Despite many breakthroughs in the development of deep learning models, the common approach for training neural networks remains the stochastic gradient (SG) method (with momentum). Due to its use of small batch sizes in a sequential manner, the SG method suffers from the lack of opportunities for parallelism. This has led to recent work investigating in progressively increasing the batch size during the optimization while matching the generalization performance of small batch methods with known steplength (or learning rate) schedules. Larger batch sizes open up new opportunities for incorporating known second-order information to potentially expedite the training process. I am interested in understanding how to incorporate second-order information into learning algorithms (and more broadly, stochastic optimization algorithms) in a scalable and parallelizable manner, while understanding the strengths and limitations of such approaches.

Adaptive Gradient Methods

Another set of algorithms for training deep neural networks has emerged that utilize diagonal scalings to expedite or simplify training. These adaptive gradient methods scale the stochastic gradient by dividing by the average of past squared gradients. These methods originated from minimizing the regret bound for the online gradient method over a set of preconditioning matrices. However, these methods remain poorly understood. In particular, what are these diagonal scalings approximating? How do they improve the performance of the stochastic gradient methods? Are these diagonal scaling methods appropriate in non-stochastic contexts?

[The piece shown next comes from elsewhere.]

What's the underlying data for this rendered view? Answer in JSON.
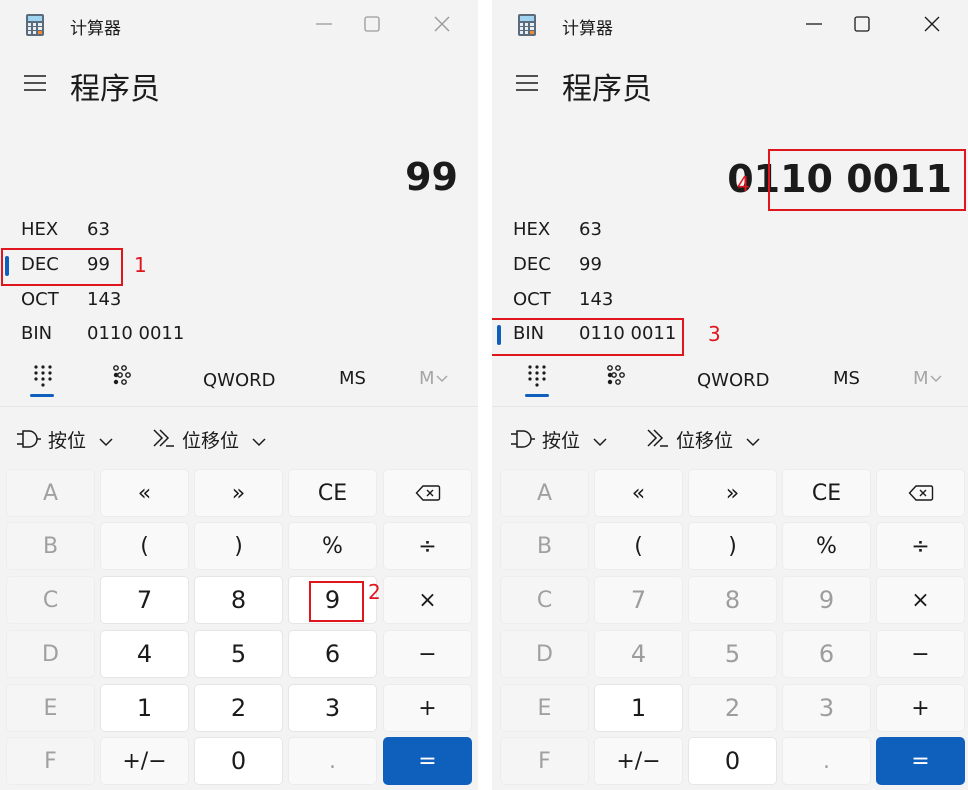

Optimization and Generalization

As described above, the training of neural networks is a highly non-convex problem. The purpose of training these complex models (on a given dataset) is for the purpose of predicting the behavior of new, unseen data. On one hand, the different minima that exist over the optimization landscape for neural networks may correspond to different models that generalize differently. On the other hand, due to overparameterization and symmetries or invariances that exist within the neural network, there exist manifolds of solutions that correspond to the same model. We are not just interested in finding any solution, but solutions that generalize well.

Most statistical learning theory has depended on defining the complexity or capacity of a statistical model to bound the gap between the solution of the problem on the given dataset and the data's true distribution. However, current theory has proven insufficient in describing the generalization behavior of neural networks due to the (current) inability to characterize the effective capacity of the network. Some researchers have hypothesized that optimization algorithms play a key role in biasing towards solutions that generalize well, through a form of ‘‘implicit regularization’’ or something else. I want to understand how optimization methods are relevant in determining the generalization properties of neural networks to design better learning algorithms for machine learning.